After graduating from Wellesley College with a B.A. in Political Science, Murphy moved to Nashville in 2011 to spend some years dedicating herself to music. She began working towards her Master of Music degree from Belmont University during the day and gigging at night. Her virtuosity was quickly noticed, and Murphy has since shared the stage with artists such as Chris Stapleton, Kelly Clarkson, Vince Gill, and Tanya Tucker, and toured the world as a fiddle player and background vocalist for other artists.
Murphy graduated from Belmont in 2014, and went on the road full-time for two years. Some of her dues paid, she took a break from the road in 2016 to pursue her solo career and released her debut EP, Throw Down My Heart, produced by Eli Beaird (Shania Twain; James Bay; Ruston Kelly). The title track was chosen as a semifinalist in the 2016 International Songwriting Competition.
Murphy soon enough began work on a follow-up release. Determined to be particular and intentional in her work, she decided to take the project out of Nashville – and back to her hometown. She settled in at Pine Hollow studio in Eau Claire, Wisconsin and turned to studio owner Evan Middlesworth for co-production.
The magical sessions that culminated in Things We’d Rather Not Say got an extra dose of pixie dust at the hands of mixing engineer Jerry Streeter (Brandi Carlile, Vance Joy, Elephant Revival) and mastering savant Gavin Lurssen (Alison Krauss, Sheryl Crow, Loretta Lynn).

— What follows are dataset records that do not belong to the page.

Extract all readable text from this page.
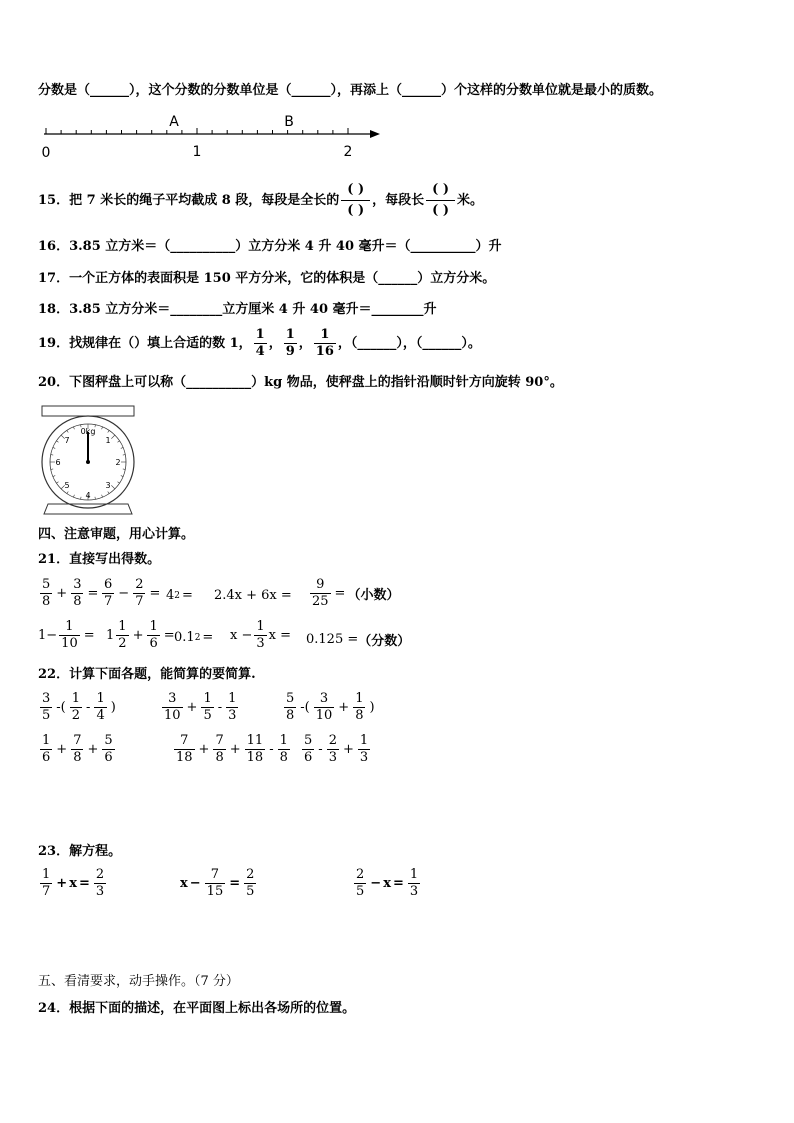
分数是（______），这个分数的分数单位是（______），再添上（______）个这样的分数单位就是最小的质数。
A	B
0	1	2
15．把 7 米长的绳子平均截成 8 段，每段是全长的 $\frac{( )}{( )}$ ，每段长 $\frac{( )}{( )}$ 米。
16．3.85 立方米＝（__________）立方分米 4 升 40 毫升＝（__________）升
17．一个正方体的表面积是 150 平方分米，它的体积是（______）立方分米。
18．3.85 立方分米＝________立方厘米 4 升 40 毫升＝________升
19．找规律在（）填上合适的数 1， $\frac{1}{4}$ ， $\frac{1}{9}$ ， $\frac{1}{16}$ ，（______），（______）。
20．下图秤盘上可以称（__________）kg 物品，使秤盘上的指针沿顺时针方向旋转 90°。
0kg
1
2
3
4
5
6
7
四、注意审题，用心计算。
21．直接写出得数。
$\frac{5}{8} + \frac{3}{8} = \frac{6}{7} - \frac{2}{7} = 4$ $2 = 2.4x + 6x = \frac{9}{25}$ = （小数）
$1- \frac{1}{10} = 1 \frac{1}{2} + \frac{1}{6} = 0.1$ $2 = x - \frac{1}{3}$ x = 0.125 = （分数）
22．计算下面各题，能简算的要简算.
$\frac{3}{5}$ -( $\frac{1}{2} - \frac{1}{4}$ )	$\frac{3}{10} + \frac{1}{5} - \frac{1}{3}$	$\frac{5}{8}$ -( $\frac{3}{10} + \frac{1}{8}$ )
$\frac{1}{6} + \frac{7}{8} + \frac{5}{6}$	$\frac{7}{18} + \frac{7}{8} + \frac{11}{18} - \frac{1}{8} \frac{5}{6} - \frac{2}{3} + \frac{1}{3}$
23．解方程。
$\frac{1}{7} + x = \frac{2}{3}$	$x - \frac{7}{15} = \frac{2}{5}$	$\frac{2}{5} - x = \frac{1}{3}$
五、看清要求，动手操作。（7 分）
24．根据下面的描述，在平面图上标出各场所的位置。
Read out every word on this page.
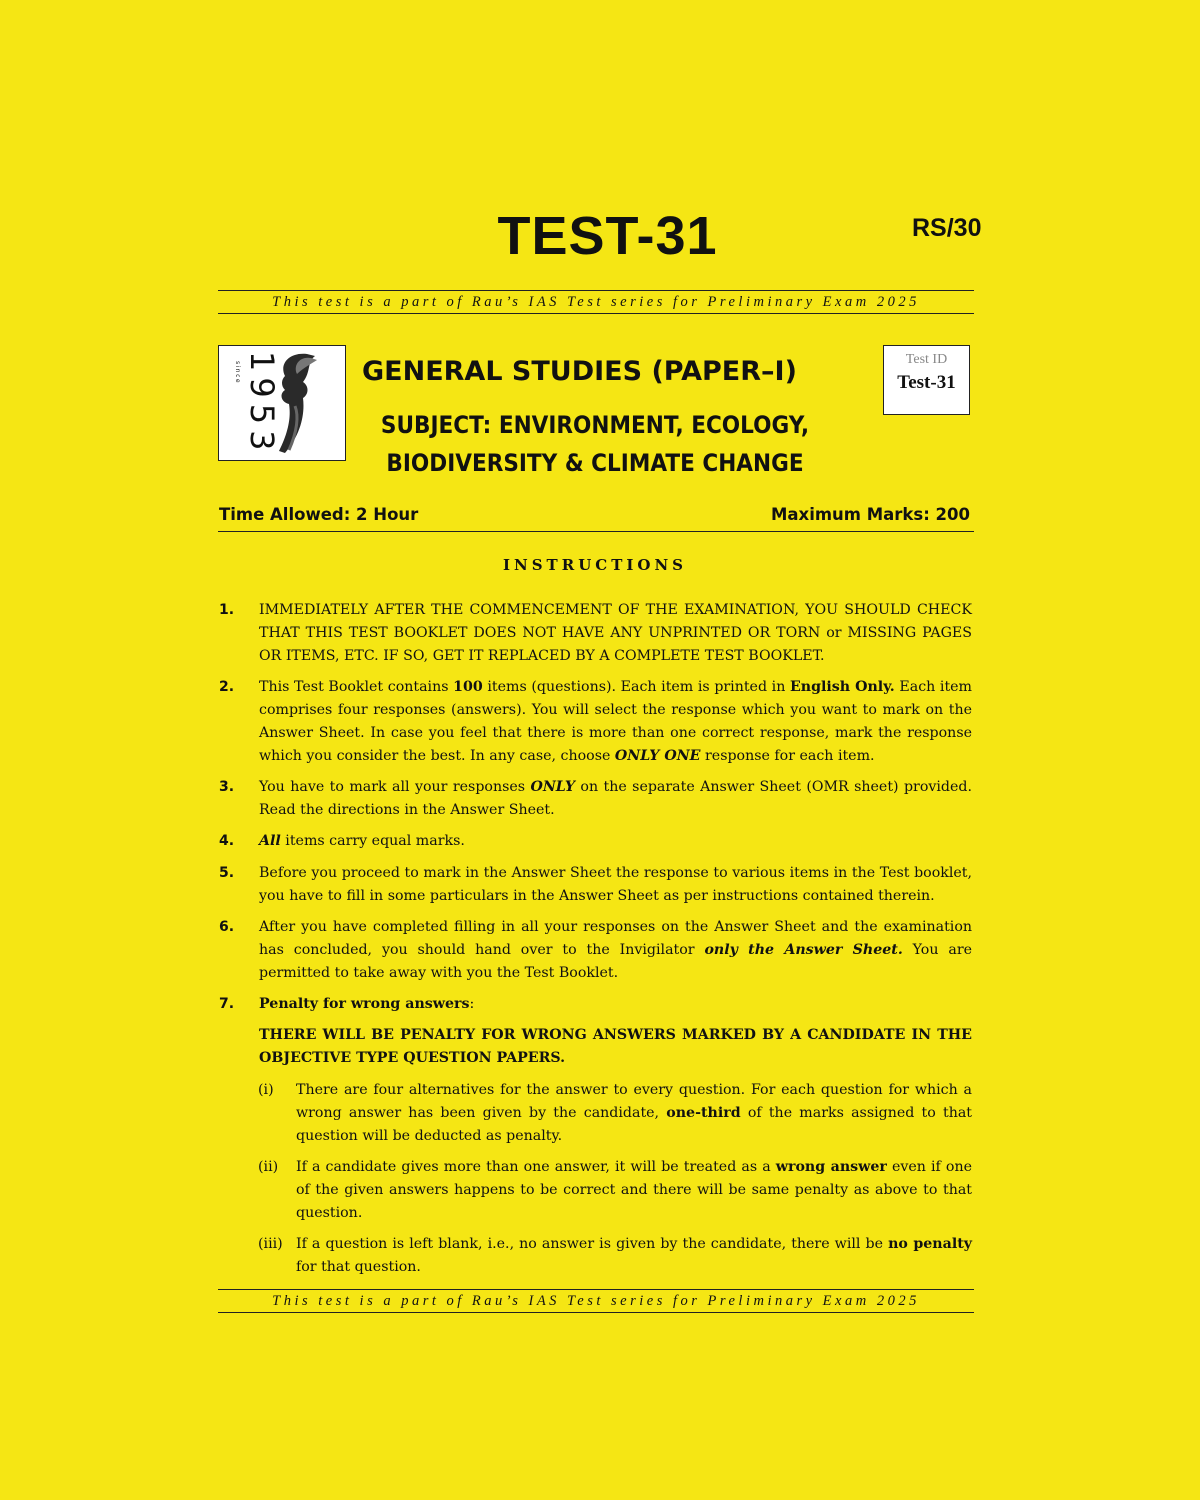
TEST-31	RS/30
This test is a part of Rau’s IAS Test series for Preliminary Exam 2025
since 1953	GENERAL STUDIES (PAPER–I)
SUBJECT: ENVIRONMENT, ECOLOGY,
BIODIVERSITY & CLIMATE CHANGE
Test ID
Test-31
Time Allowed: 2 Hour	Maximum Marks: 200
INSTRUCTIONS
1. IMMEDIATELY AFTER THE COMMENCEMENT OF THE EXAMINATION, YOU SHOULD CHECK THAT THIS TEST BOOKLET DOES NOT HAVE ANY UNPRINTED OR TORN or MISSING PAGES OR ITEMS, ETC. IF SO, GET IT REPLACED BY A COMPLETE TEST BOOKLET.
2. This Test Booklet contains 100 items (questions). Each item is printed in English Only. Each item comprises four responses (answers). You will select the response which you want to mark on the Answer Sheet. In case you feel that there is more than one correct response, mark the response which you consider the best. In any case, choose ONLY ONE response for each item.
3. You have to mark all your responses ONLY on the separate Answer Sheet (OMR sheet) provided. Read the directions in the Answer Sheet.
4. All items carry equal marks.
5. Before you proceed to mark in the Answer Sheet the response to various items in the Test booklet, you have to fill in some particulars in the Answer Sheet as per instructions contained therein.
6. After you have completed filling in all your responses on the Answer Sheet and the examination has concluded, you should hand over to the Invigilator only the Answer Sheet. You are permitted to take away with you the Test Booklet.
7. Penalty for wrong answers:
THERE WILL BE PENALTY FOR WRONG ANSWERS MARKED BY A CANDIDATE IN THE OBJECTIVE TYPE QUESTION PAPERS.
(i) There are four alternatives for the answer to every question. For each question for which a wrong answer has been given by the candidate, one-third of the marks assigned to that question will be deducted as penalty.
(ii) If a candidate gives more than one answer, it will be treated as a wrong answer even if one of the given answers happens to be correct and there will be same penalty as above to that question.
(iii) If a question is left blank, i.e., no answer is given by the candidate, there will be no penalty for that question.
This test is a part of Rau’s IAS Test series for Preliminary Exam 2025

Since the 2018 full album, Bri has released two more singles. “Yellow Roses” (2019) tells the story of the women’s suffrage movement centered in Nashville. Her latest releases from 2020, “Where the Ocean Meets the Bay,” and “Let It Be,” mark the beginning of a new project with producer/guitarist Peter Ferguson (Lucie Silvas; Caylee Hammack; David Nail) that will be released over the course of 2020 and 2021. Bri is a proud Breedlove Artist.